From Nov. 3 to Dec. 7, Set Active will take over a total of 1,535 Transportation Security Administration bins at Los Angeles International Airport, the brand told Modern Retail. It will have a presence at 80% of all screening lanes across every checkpoint at LAX. The trays will show off imagery from Set Active’s new seasonal collection: a mix of sports bras, sweatpants, leggings and sweatshirts.
Set Active has experimented with OOH before, through wild postings in New York City in August. But the TSA activation marks its first time marketing in airports, as well as its largest awareness initiative to date. Up until now, much of Set Active’s marketing efforts have been organic and focused on customer retention. With this new campaign, though, Set Active is focusing more on customer acquisition, and it hopes the airport — a place where people often wear athleisure to travel — can be key to this effort.
“We are selling product that is very relevant to the current situation,” Kira Mackenzie Jackson, the brand’s chief brand officer, said in an interview. “Like, ‘You’re wearing a hoodie? Let me talk to you about a different hoodie you might like better.’ The customer is already in that headspace, so it’s the perfect place for us to play.”
Set Active, founded in 2018 by Lindsey Carter, relies on the premise that its products can transition from the workday to a workout. Popular on social media, the privately held brand has amassed a loyal fan base (including Kylie Jenner and Hailey Bieber), thanks to its limited-edition drops that sell out in minutes and its crowdsourced collections, in which fans vote on styles and colors. Set Active sells products on its website, on TikTok Shop, at its two stores and via wholesale partners like Equinox. The brand doesn’t publish revenue publicly, but in May, Carter posted on Instagram that one of its drops had brought in $1 million in sales in one hour.
Currently, most of the brand’s customers live on the coasts, especially the West Coast, where the brand makes a regular appearance in yoga and pilates studios. However, Set Active is using its new airport campaign to target people who live in Los Angeles but may be traveling to other cities for Thanksgiving.
While the new campaign starts at the airport, it will bleed into other channels. After installing the bins at LAX, Set Active will run ads on Meta with a similar creative. “Maybe, in a couple days, [someone will] see an ad pop up on their Instagram and say, ‘Oh, I remember seeing that bin,'” Jackson said. Set Active then hopes that person will make a purchase. To measure the campaign’s success, Set Active will analyze the split between its newly acquired and retained customers for the period, year over year.

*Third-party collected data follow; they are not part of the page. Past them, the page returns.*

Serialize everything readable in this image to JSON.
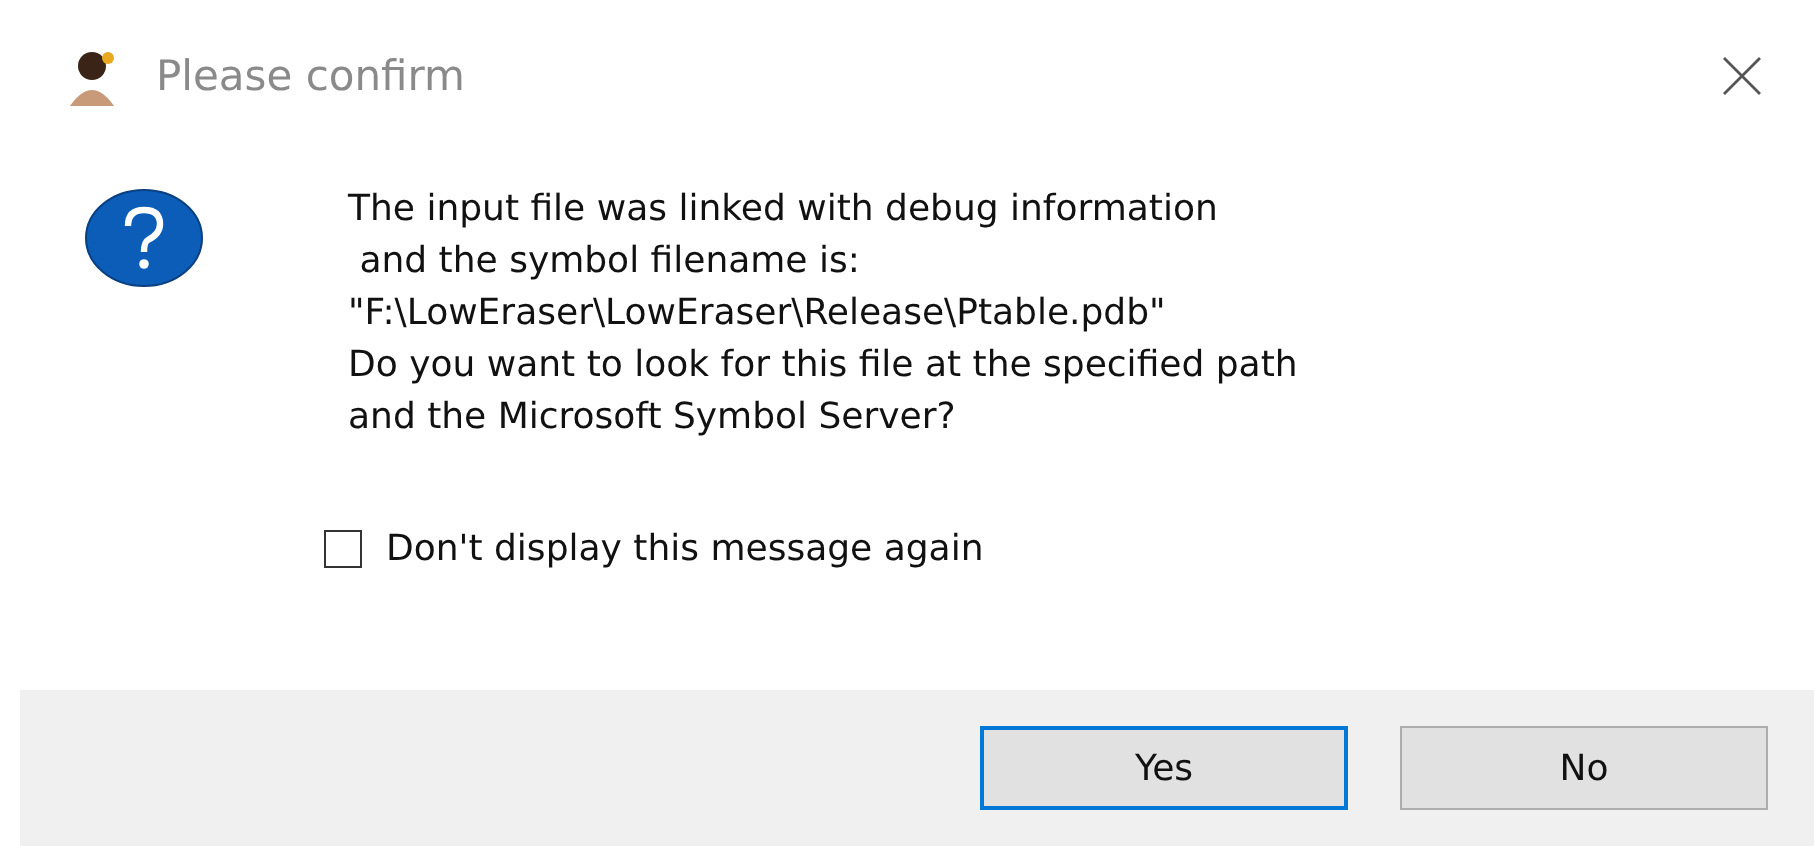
{
  "window": {
    "title": "Please confirm"
  },
  "message": "The input file was linked with debug information\n and the symbol filename is:\n\"F:\\LowEraser\\LowEraser\\Release\\Ptable.pdb\"\nDo you want to look for this file at the specified path\nand the Microsoft Symbol Server?",
  "checkbox": {
    "label": "Don't display this message again",
    "checked": false
  },
  "buttons": [
    {
      "label": "Yes",
      "default": true
    },
    {
      "label": "No",
      "default": false
    }
  ]
}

The airport, as a whole, has become a more sought-after marketing channel in the last few years, especially after Covid, remarked Brian Rappaport, CEO and founder of Quan Media Group, an OOH agency that’s played a role in multiple airport campaigns. “The opportunities alone are vast,” he told Modern Retail. “You can target individual clubs, wrap jet bridges en route to the plane, hop on gorgeous digital networks and even brand [the] moving walkways.”
Rappaport is especially getting “a ton of requests” from brands for TSA bin content, he said. His company has worked with baby products company Frida and the credit card Gemini on such asks. TSA bins are also gaining traction on social media as young travelers carefully arrange their shoes and computers inside, then snap an aesthetically pleasing photo.
Those bins present a huge opportunity for brands, Rappaport said. “In my opinion, it comes down to dwell time and captive audience,” he said. “You’re standing there, grabbing a bin, holding it, putting your belongings in it. If a brand nails creative, … it’s unmissable.” Melissa Minkow, global director of retail strategy and insights for digital consultancy firm CI&T, agreed that “when people are in line for TSA, there’s not much else they can do because they have to pay attention, … so they would be forced to look at this type of marketing.”
Still, not all brands and products may fit in with the airport environment, said Andrea Leigh, the founder of e-commerce consultancy firm Allume Group and a former Amazon executive. “You’re talking about right place, right time, right message,” she explained. “Would it make sense for a milk brand to be advertising in TSA bins? Maybe not. But [with Set Active,] people are thinking about being comfortable while they’re traveling.”
Set Active is open to advertising in other airports, although it wants to see how its bet on TSA bins performs. And the brand is looking to do more OOH, more generally. For next year, for instance, Set Active is planning some pop-ups, and “out of home is going to be important to those initiatives,” Jackson said. Most of all, she said, Set Active wants to keep OOH localized.
“I think, more often than not, people do out-of-home when they want an omnipresent, larger-than-life feel,” Jackson said. “That’s important. But for us, when we’re thinking about out-of-home, it has to be coupled to a ‘why.’ So, every time we do out-of-home next year, it’s going to be anchored in a physical location.”